Nope. You're reading way too much into what I'm saying, rather than reading the words I'm writing.
> When I say that flat-rate subs are necessary for traction, I mean that solely from a user experience perspective, not "subsidized usage is necessary for traction".
Sure. I never claimed that you said "subsidized usage is necessary for traction". It's "just" that your broader point is not relevant to the topic under discussion, which is Anthropic's financial situation. That's why I said
If the flat-rate plans that you are aware of actually cover the cost of providing the service, then you're discussing an entirely different situation that's entirely inapplicable to the discussion about Anthropic's pricing and degrading level of service.
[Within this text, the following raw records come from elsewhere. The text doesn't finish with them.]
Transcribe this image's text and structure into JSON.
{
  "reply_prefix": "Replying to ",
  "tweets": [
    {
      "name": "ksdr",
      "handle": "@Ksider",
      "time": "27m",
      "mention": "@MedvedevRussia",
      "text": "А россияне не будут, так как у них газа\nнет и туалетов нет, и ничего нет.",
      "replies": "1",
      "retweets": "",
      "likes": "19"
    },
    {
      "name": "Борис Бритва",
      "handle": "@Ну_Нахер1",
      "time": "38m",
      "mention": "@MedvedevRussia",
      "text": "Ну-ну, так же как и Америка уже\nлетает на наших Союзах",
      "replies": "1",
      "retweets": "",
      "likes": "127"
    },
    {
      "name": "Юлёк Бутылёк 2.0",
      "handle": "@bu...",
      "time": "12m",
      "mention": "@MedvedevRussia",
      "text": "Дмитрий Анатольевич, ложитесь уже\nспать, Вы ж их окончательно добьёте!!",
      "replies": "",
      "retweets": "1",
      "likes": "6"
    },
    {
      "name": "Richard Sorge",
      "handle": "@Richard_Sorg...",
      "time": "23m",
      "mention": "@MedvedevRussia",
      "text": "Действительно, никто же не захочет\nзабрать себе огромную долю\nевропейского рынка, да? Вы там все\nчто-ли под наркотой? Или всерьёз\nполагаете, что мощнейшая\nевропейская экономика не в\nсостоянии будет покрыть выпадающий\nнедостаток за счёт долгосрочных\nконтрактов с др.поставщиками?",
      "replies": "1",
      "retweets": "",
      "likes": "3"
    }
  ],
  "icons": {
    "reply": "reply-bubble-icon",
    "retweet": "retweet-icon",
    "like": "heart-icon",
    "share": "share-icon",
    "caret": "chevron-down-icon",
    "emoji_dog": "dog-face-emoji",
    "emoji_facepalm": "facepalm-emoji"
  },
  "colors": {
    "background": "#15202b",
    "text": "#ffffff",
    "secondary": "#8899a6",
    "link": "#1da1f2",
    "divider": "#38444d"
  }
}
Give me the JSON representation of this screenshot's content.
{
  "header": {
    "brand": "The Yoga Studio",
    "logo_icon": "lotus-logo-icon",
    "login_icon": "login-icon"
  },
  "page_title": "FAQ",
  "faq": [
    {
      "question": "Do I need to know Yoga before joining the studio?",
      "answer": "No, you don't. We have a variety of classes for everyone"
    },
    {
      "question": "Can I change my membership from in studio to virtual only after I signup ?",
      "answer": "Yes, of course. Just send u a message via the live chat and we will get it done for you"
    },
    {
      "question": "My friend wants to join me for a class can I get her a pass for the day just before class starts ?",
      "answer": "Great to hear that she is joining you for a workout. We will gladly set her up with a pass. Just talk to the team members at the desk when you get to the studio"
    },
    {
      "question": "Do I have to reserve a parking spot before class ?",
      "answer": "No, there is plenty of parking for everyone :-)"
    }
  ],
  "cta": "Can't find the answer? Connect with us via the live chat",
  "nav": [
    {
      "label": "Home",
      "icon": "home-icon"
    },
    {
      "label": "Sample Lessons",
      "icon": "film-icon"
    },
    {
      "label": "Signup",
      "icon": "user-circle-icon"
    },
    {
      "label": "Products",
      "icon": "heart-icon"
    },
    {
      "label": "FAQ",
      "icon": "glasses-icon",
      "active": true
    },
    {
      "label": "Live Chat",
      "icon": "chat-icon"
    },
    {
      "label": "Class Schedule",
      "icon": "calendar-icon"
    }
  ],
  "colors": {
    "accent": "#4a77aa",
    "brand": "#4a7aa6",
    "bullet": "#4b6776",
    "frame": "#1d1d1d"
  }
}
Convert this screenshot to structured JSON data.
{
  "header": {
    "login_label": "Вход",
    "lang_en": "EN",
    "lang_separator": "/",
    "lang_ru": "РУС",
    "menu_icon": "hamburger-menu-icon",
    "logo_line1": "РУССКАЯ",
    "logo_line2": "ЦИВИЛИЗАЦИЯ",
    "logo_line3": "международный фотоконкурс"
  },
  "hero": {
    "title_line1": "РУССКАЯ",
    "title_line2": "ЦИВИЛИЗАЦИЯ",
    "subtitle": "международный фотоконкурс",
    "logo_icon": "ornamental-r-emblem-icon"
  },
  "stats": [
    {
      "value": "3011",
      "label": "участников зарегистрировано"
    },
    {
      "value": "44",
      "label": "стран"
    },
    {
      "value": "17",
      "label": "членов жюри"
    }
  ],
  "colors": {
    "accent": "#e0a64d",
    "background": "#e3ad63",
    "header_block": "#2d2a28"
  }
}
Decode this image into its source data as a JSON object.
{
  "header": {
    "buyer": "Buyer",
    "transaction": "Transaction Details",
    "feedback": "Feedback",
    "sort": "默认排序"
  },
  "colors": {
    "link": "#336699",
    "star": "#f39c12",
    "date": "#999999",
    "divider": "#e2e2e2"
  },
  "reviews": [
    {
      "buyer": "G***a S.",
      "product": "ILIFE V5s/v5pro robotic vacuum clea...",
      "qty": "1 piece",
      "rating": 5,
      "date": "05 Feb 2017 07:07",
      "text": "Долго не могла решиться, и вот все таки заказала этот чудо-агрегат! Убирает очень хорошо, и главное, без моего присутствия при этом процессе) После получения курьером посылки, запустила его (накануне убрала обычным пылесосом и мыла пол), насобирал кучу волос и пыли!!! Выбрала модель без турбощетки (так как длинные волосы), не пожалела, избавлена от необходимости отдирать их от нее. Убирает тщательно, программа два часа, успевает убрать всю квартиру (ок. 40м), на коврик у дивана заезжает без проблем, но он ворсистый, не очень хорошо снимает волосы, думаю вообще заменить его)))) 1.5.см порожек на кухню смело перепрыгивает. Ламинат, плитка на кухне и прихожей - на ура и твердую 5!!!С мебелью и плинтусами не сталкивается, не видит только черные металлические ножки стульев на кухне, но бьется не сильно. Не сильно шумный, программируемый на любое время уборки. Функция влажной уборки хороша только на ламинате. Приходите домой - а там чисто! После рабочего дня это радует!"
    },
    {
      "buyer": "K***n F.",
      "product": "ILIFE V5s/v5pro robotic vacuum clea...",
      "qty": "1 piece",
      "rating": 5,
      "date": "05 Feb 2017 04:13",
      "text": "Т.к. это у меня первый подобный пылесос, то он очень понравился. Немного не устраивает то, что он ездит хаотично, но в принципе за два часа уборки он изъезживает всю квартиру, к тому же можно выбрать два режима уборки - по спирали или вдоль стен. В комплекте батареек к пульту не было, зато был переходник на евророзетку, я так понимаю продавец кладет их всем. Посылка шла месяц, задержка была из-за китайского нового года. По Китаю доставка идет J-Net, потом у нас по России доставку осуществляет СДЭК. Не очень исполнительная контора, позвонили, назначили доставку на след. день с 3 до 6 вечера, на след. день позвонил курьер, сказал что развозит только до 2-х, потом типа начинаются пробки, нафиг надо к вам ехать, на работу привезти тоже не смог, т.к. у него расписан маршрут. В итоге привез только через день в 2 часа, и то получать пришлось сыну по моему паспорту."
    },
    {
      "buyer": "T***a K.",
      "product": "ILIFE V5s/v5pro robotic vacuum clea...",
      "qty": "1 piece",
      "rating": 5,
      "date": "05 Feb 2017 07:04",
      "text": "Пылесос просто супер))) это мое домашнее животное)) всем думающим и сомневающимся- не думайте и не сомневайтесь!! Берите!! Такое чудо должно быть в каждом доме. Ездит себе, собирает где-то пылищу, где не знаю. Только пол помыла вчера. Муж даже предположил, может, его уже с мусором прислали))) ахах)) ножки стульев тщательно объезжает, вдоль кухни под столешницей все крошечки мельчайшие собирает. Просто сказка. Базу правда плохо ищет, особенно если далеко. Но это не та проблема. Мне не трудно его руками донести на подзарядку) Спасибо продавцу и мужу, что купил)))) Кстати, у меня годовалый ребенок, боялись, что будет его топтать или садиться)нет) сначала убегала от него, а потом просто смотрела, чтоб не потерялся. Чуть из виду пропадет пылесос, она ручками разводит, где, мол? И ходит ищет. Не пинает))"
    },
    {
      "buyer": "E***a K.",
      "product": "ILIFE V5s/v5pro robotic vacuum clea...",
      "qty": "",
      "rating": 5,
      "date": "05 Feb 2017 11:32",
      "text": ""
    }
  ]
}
That situation doesn't describe what's going on with Anthropic and OpenAI, so subsidized usage absolutely is necessary for "traction" for them. Roughly no regular folks would pay the all-in cost for the service they provide.More so, imagine the whole open-source community PREACHING a binary that is literally using heavy telemetry, unknown and questionable behavior instead of codex, completely open-source.
Okay, then let's judge it by the fact that they started as a non-profit and now are are playing the same growth-at-all-costs playbook from Silicon Valley.
Or let's judge them by how they they consider themselves above copyright law, and went on to US congress to say "we can not run this business without stealing intellectual property".
Or how they they don't mind making deals with the Saudis.
Or how they don't mind getting in bed with Trump to secure expedited construction of their datacenters.
Or how they are making all types of accounting fraud (the circular deals) to keep propping up the bubble, and will undoubtly be footed by the taxpayers when it finally pops?
> What has Anthropic given?
Anthropic is also trash. They are guided by this whole "Effective Altruism" bullshit which should be enough to raise all sorts of red flags. But to think that OpenAI is somehow "better" is completely absurd. Both of them are dangerous and both of them should not exist.
At least you know his intentions, which is that he will do anything to win. And codex actually works, I can let it run for hours and at least come back and it’s done a good job.
CC not only fucked me with false advertising on Opus that I cancelled, but it fucking stops working so often or sucks after a little bit of context usage.
A\ ceo is a bad salesman (50% of X will lose their jobs, 3 months later 50% of Y will lose their jobs).
A\ also falsely advertised their Opus usage that me and many others cancelled months ago. They even were nuking all GitHub issues around this.
IMO, CC is for tourists and people who fall for AI marketing on X.